Last month CCICADA hosted a workshop at Rutgers on “statistical issues in analyzing information from diverse sources”. For those curious, CCICADA stands for Command, Control, and Interoperability Center for Advanced Data Analysis. Though the specific applications did not necessarily deal with sensitive data, I attended with an eye towards how the analyses presented might fit into the world of the datatrust. Here’s a look at a couple of examples from the workshop:
Cynthia Rudin from MIT gave a talk on her work “Mitigating Manhole Events in New York City Using Machine Learning”. Manholes provide access to the city’s underground electrical system. When the insulation material wears down, there is risk of a “manhole event” which can range up to a fiery explosion. The power company has finite resources to investigate and fix at-risk manholes, so her system predicts which manholes are most at risk based on information in tickets filed with the power company (e.g. lights flickering at X address, manhole cover smoking at Y).
Preventing exploding manholes is interesting, but how might this relate to the datatrust? It turns out that when the power company is logging tickets, they’re not doing it with machine learning for manhole events in mind. One of the biggest challenges in using this unstructured data for this purpose was cleaning it—in this case, converting a blob of text into something analyzable. While I’m not sure there’s any need to put manhole event data in a datatrust, naturally I started imagining the challenges around this. First, it’s hard to imagine being able to effectively clean the data once it’s behind the differential privacy wall. The cleaning was an iterative process that involved some manual work with these text blobs.
For us, the takeaway was that some kinds of data will need to be cleaned while you still have direct access to it, before it is placed behind the anonymization wall of the datatrust. This means that the data donors will need to do the cleaning and it can’t be farmed out to the community at large without compromising the privacy guarantee.
Second, the cleaning seemed to be somewhat context-sensitive. That is, for their particular application, they were keeping and discarding certain pieces of information in the blob. Just as an example, if I was trying to determine the ratio of males to females writing these tickets, I might need a different set of data points extracted from the blob. So, while we’ve spent quite a few words here discussing the challenges around a meaningful privacy guarantee, this was a nice reminder that all of the challenges in dealing with data will also apply to sensitive data.
Of particular relevance to CDP was Graham Cormode from AT&T research and his talk on “Anonymization and Uncertainty in Social Network Data”. The general purpose of his work, similar to ours, is to allow analysis of sensitive data without infringing on privacy. If you’re a frequent reader, you’ve noticed that we’ve been primarily discussing differential privacy and specifically PINQ as a method for managing privacy. Graham presented a different technique for anonymizing data. I’ll set up the problem he’s trying to solve, but I’m not going to get into the details of how he solves it.

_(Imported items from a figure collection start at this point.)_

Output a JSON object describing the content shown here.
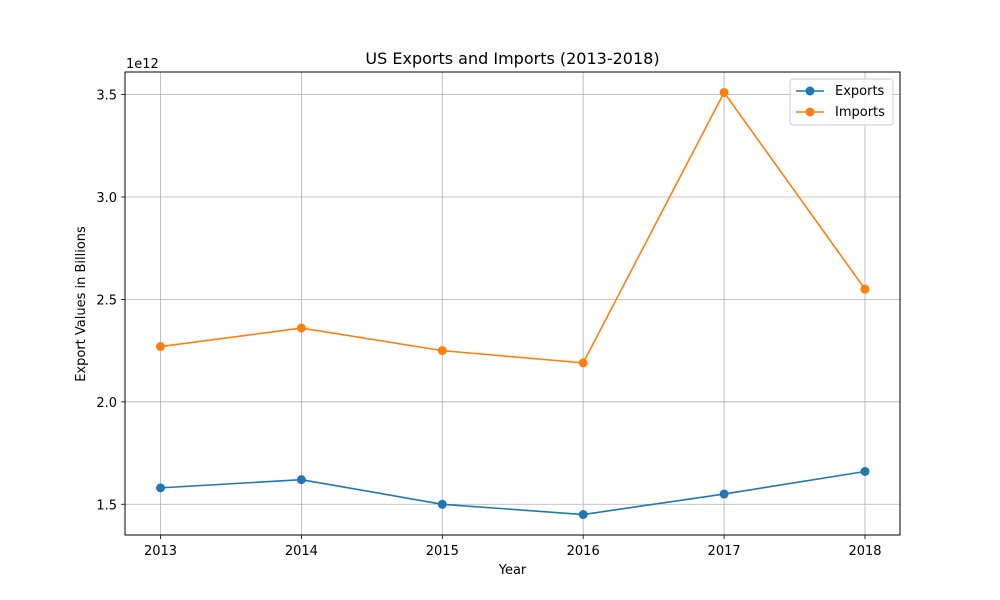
{
  "chart_data": {
    "type": "line",
    "title": "US Exports and Imports (2013-2018)",
    "xlabel": "Year",
    "ylabel": "Export Values in Billions",
    "y_offset_label": "1e12",
    "categories": [
      "2013",
      "2014",
      "2015",
      "2016",
      "2017",
      "2018"
    ],
    "series": [
      {
        "name": "Exports",
        "color": "#1f77b4",
        "values": [
          1.58,
          1.62,
          1.5,
          1.45,
          1.55,
          1.66
        ]
      },
      {
        "name": "Imports",
        "color": "#ff7f0e",
        "values": [
          2.27,
          2.36,
          2.25,
          2.19,
          3.51,
          2.55
        ]
      }
    ],
    "yticks": [
      "1.5",
      "2.0",
      "2.5",
      "3.0",
      "3.5"
    ],
    "ylim": [
      1.35,
      3.61
    ],
    "grid": true,
    "legend_position": "top-right",
    "marker": "circle"
  }
}
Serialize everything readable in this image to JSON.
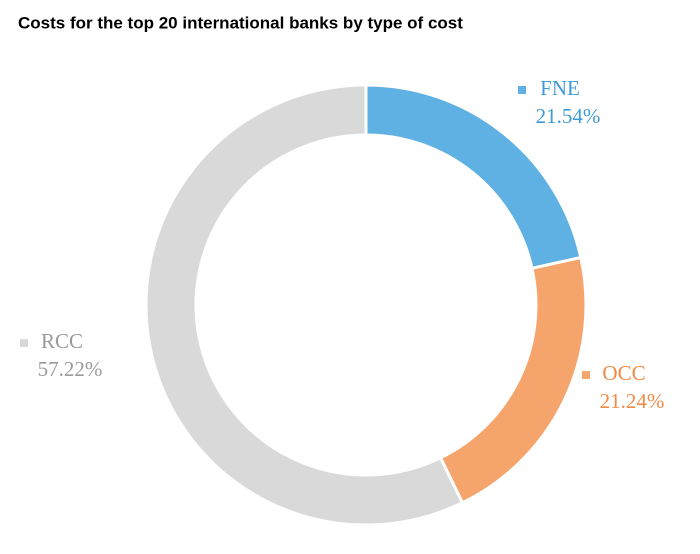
{
  "chart_data": {
    "type": "donut",
    "title": "Costs for the top 20 international banks by type of cost",
    "categories": [
      "FNE",
      "OCC",
      "RCC"
    ],
    "values": [
      21.54,
      21.24,
      57.22
    ],
    "value_labels": [
      "21.54%",
      "21.24%",
      "57.22%"
    ],
    "colors": [
      "#5fb0e3",
      "#f5a46b",
      "#d9d9d9"
    ]
  }
}
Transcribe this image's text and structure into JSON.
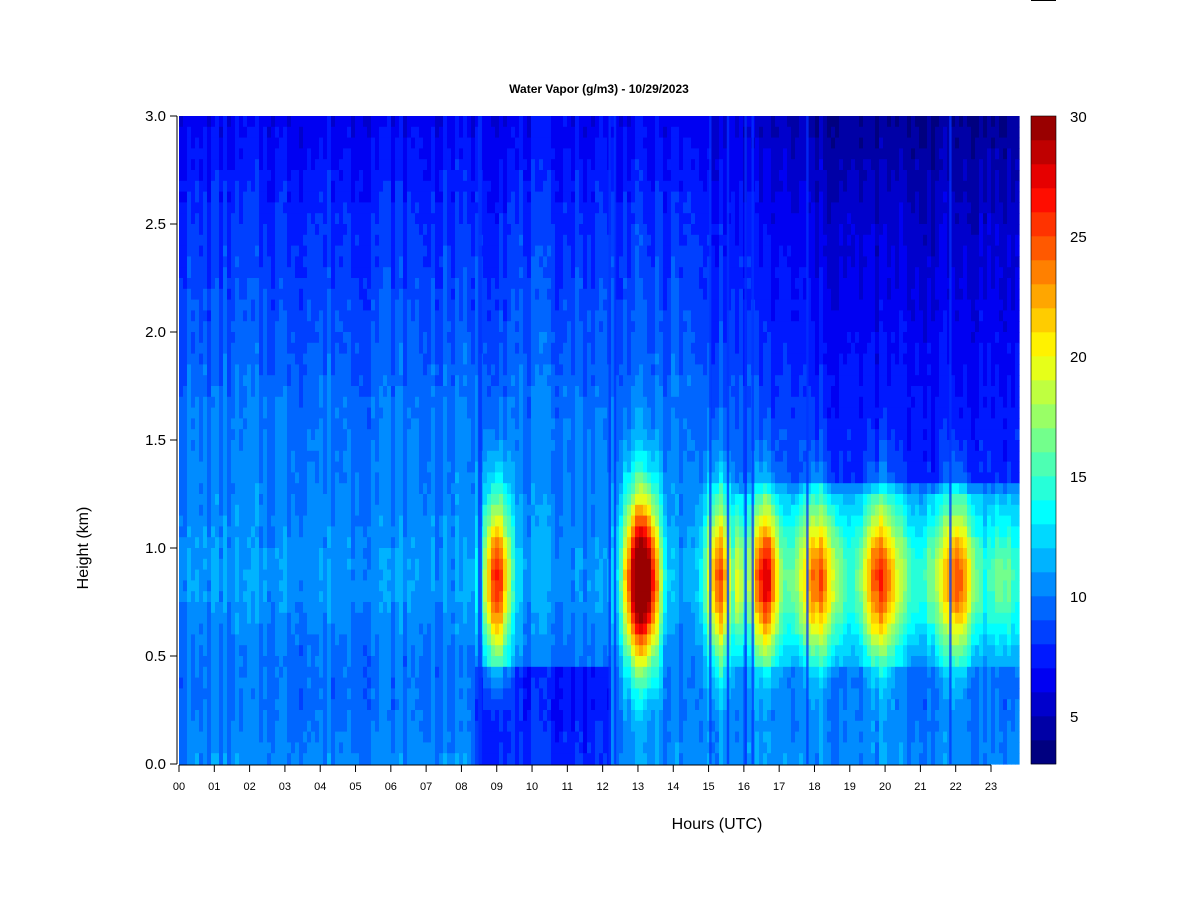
{
  "chart_data": {
    "type": "heatmap",
    "title": "Water Vapor (g/m3) - 10/29/2023",
    "xlabel": "Hours (UTC)",
    "ylabel": "Height (km)",
    "xlim": [
      0,
      24
    ],
    "ylim": [
      0,
      3.0
    ],
    "x_ticks": [
      "00",
      "01",
      "02",
      "03",
      "04",
      "05",
      "06",
      "07",
      "08",
      "09",
      "10",
      "11",
      "12",
      "13",
      "14",
      "15",
      "16",
      "17",
      "18",
      "19",
      "20",
      "21",
      "22",
      "23"
    ],
    "y_ticks": [
      "0.0",
      "0.5",
      "1.0",
      "1.5",
      "2.0",
      "2.5",
      "3.0"
    ],
    "colorbar": {
      "range": [
        3,
        30
      ],
      "levels": 27,
      "ticks": [
        5,
        10,
        15,
        20,
        25,
        30
      ],
      "colors": [
        "#000080",
        "#0000a6",
        "#0000cc",
        "#0000f2",
        "#0019ff",
        "#0040ff",
        "#0066ff",
        "#008cff",
        "#00b3ff",
        "#00d9ff",
        "#00ffff",
        "#26ffd9",
        "#4dffb3",
        "#73ff8c",
        "#99ff66",
        "#bfff40",
        "#e6ff19",
        "#fff200",
        "#ffcc00",
        "#ffa600",
        "#ff8000",
        "#ff5900",
        "#ff3300",
        "#ff0d00",
        "#e60000",
        "#bf0000",
        "#990000"
      ]
    },
    "height_profile": {
      "heights_km": [
        0.0,
        0.25,
        0.5,
        0.75,
        0.9,
        1.0,
        1.25,
        1.5,
        1.75,
        2.0,
        2.5,
        3.0
      ],
      "base_gpm3": [
        10.5,
        9.8,
        9.8,
        10.6,
        10.8,
        10.6,
        10.2,
        10.0,
        9.6,
        9.0,
        8.0,
        6.5
      ]
    },
    "moist_features": [
      {
        "hour": 9.0,
        "peak_gpm3": 27,
        "height_km": 0.85
      },
      {
        "hour": 12.9,
        "peak_gpm3": 25,
        "height_km": 0.85
      },
      {
        "hour": 13.3,
        "peak_gpm3": 26,
        "height_km": 0.85
      },
      {
        "hour": 15.3,
        "peak_gpm3": 25,
        "height_km": 0.85
      },
      {
        "hour": 16.6,
        "peak_gpm3": 22,
        "height_km": 0.85
      },
      {
        "hour": 18.1,
        "peak_gpm3": 21,
        "height_km": 0.85
      },
      {
        "hour": 19.9,
        "peak_gpm3": 22,
        "height_km": 0.85
      },
      {
        "hour": 22.0,
        "peak_gpm3": 21,
        "height_km": 0.85
      }
    ],
    "dry_streaks_hours": [
      8.5,
      8.55,
      12.2,
      12.35,
      15.05,
      15.55,
      16.05,
      16.25,
      17.8,
      21.85
    ],
    "grid": false,
    "legend": "colorbar-right"
  }
}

Graham’s technique anonymizes graphs, particularly social network interaction graphs. In this case, think of a graph as having a node for every person on Facebook, and a node for each way they interact. Then there are edges connecting the people to the interactions. Here is an example of a portion of a graph:
Graham’s anonymization requirement is that we should not be able to learn of the existence of any interaction, and we should be able to “quantify how much background knowledge is needed to break” the protection.
How does he achieve this? The general idea is by some intelligent grouping of the people nodes. I’ll illustrate the general idea with an example of simple grouping—we’ll group Grant and Alex together, meaning we’ll replace both the “Grant node” and the “Alex node” with a “Grant or Alex node”, and we’ll do the same for the “Mimi” and “Grace” nodes. (We would also replace the names with demographic information to allow us to make general conclusions.)

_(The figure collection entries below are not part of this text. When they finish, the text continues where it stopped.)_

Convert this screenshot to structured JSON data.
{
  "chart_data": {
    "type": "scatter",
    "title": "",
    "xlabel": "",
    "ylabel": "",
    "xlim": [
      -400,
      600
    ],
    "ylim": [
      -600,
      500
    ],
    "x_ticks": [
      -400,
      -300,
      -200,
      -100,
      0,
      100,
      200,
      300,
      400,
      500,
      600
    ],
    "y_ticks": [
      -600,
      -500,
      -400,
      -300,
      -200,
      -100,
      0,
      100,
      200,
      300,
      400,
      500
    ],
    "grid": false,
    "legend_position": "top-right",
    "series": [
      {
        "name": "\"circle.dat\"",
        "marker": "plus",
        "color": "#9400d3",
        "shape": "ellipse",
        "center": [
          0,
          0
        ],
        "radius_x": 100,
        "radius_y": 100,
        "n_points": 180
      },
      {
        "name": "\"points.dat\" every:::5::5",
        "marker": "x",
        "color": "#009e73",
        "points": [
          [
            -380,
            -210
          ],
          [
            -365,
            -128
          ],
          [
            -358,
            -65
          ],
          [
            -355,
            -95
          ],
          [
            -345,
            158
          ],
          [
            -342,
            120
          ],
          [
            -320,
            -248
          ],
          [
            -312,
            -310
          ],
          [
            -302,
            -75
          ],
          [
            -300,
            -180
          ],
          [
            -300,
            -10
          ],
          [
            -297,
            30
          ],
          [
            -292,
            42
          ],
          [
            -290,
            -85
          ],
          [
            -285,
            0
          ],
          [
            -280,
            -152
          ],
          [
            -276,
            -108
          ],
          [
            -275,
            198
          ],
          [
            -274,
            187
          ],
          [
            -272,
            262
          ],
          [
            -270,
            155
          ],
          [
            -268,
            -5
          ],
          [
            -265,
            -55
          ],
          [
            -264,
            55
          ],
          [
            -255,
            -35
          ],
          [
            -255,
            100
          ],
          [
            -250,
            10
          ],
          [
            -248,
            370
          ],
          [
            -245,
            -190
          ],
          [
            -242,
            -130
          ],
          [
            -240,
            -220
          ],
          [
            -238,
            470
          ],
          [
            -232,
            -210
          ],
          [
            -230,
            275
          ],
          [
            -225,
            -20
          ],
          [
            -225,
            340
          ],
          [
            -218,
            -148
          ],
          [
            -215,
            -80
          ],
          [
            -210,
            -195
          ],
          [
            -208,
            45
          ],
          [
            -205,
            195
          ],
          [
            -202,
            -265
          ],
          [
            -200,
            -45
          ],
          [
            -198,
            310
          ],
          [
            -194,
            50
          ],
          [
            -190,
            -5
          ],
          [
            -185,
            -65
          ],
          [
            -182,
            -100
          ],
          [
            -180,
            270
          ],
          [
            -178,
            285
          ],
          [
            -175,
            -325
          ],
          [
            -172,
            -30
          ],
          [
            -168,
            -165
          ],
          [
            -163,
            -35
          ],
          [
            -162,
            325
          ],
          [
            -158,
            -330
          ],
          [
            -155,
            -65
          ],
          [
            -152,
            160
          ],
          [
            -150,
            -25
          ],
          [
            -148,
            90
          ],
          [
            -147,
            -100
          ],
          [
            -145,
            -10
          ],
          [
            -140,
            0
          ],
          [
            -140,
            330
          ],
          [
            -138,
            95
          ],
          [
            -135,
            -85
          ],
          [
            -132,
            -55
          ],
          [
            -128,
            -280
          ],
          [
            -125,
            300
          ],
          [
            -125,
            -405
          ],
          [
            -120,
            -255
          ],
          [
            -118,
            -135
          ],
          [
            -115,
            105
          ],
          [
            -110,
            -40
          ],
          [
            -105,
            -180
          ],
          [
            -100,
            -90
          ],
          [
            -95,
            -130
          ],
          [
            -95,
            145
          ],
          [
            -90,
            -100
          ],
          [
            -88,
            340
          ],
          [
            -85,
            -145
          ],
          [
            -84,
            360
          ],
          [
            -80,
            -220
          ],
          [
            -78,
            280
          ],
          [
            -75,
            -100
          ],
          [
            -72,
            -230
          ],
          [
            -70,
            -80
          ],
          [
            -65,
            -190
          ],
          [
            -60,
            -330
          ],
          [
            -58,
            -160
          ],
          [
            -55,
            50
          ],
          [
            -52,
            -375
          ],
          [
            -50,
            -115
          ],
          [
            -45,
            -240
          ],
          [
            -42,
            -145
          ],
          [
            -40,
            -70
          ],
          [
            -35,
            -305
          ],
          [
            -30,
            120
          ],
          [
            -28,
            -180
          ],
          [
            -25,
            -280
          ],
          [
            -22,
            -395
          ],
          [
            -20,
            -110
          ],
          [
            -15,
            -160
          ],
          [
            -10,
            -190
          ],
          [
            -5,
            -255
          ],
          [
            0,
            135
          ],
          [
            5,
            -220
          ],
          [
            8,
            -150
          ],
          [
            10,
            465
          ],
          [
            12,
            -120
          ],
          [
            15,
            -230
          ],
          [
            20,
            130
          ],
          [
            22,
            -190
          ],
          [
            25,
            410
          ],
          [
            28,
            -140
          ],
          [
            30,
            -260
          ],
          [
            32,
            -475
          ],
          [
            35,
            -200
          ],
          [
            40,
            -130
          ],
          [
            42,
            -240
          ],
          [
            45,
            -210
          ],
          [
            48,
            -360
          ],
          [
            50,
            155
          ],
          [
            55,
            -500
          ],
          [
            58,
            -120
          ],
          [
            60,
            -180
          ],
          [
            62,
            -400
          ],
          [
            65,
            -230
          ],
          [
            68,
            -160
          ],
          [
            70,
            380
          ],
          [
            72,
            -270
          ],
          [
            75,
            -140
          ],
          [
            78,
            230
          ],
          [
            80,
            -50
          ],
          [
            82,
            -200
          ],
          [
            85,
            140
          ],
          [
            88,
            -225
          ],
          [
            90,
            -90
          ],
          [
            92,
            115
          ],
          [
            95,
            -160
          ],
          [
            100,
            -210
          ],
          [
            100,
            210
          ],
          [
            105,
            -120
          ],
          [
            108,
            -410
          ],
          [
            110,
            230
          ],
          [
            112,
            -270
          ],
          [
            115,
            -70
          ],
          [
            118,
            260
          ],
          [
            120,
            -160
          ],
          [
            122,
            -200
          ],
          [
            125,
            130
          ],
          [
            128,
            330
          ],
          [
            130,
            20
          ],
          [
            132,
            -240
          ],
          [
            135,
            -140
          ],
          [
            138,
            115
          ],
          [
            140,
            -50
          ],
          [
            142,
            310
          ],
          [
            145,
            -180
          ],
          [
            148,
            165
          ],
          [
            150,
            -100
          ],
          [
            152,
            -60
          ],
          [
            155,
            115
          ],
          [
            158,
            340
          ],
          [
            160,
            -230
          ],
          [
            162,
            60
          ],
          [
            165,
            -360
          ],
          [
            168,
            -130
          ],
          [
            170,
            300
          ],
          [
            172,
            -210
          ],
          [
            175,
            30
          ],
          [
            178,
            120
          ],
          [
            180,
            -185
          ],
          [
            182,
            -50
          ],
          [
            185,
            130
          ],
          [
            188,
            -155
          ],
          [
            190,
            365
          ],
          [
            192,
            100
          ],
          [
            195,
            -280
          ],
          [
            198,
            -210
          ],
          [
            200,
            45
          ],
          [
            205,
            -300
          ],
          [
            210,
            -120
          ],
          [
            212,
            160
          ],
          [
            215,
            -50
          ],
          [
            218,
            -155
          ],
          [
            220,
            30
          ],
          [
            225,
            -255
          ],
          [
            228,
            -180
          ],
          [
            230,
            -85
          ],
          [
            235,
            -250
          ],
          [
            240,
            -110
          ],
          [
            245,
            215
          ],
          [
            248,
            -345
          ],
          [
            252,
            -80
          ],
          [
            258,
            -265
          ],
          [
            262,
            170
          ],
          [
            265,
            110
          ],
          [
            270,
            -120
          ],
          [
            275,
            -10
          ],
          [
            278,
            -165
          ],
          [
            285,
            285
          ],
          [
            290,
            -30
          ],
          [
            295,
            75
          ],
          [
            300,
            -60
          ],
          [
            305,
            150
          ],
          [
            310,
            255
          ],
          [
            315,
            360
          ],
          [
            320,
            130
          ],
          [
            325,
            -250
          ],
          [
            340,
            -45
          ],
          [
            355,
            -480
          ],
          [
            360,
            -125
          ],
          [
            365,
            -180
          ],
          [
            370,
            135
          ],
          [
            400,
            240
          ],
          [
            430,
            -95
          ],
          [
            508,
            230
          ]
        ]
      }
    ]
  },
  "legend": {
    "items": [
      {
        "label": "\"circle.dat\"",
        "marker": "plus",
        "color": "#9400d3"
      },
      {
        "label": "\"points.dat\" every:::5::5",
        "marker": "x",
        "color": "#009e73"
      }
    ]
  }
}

Now, this is reminiscent of one of those logic puzzles, where you have several hints and have to deduce the answer. (One of Mimi and Grace poked Grant or Alex!) Except in this case, if the grouping is done properly, the hints will not be sufficient to deduce any of the individual interactions.
You can find a much more complete explanation of the method here in Graham’s paper, but I thought this was a good example to contrast PINQ’s strategy:
PINQ acts as a wall to the data only allowing noisy aggregates to pass through, while this technique creates a new uncertain version of the dataset which you can then freely look at.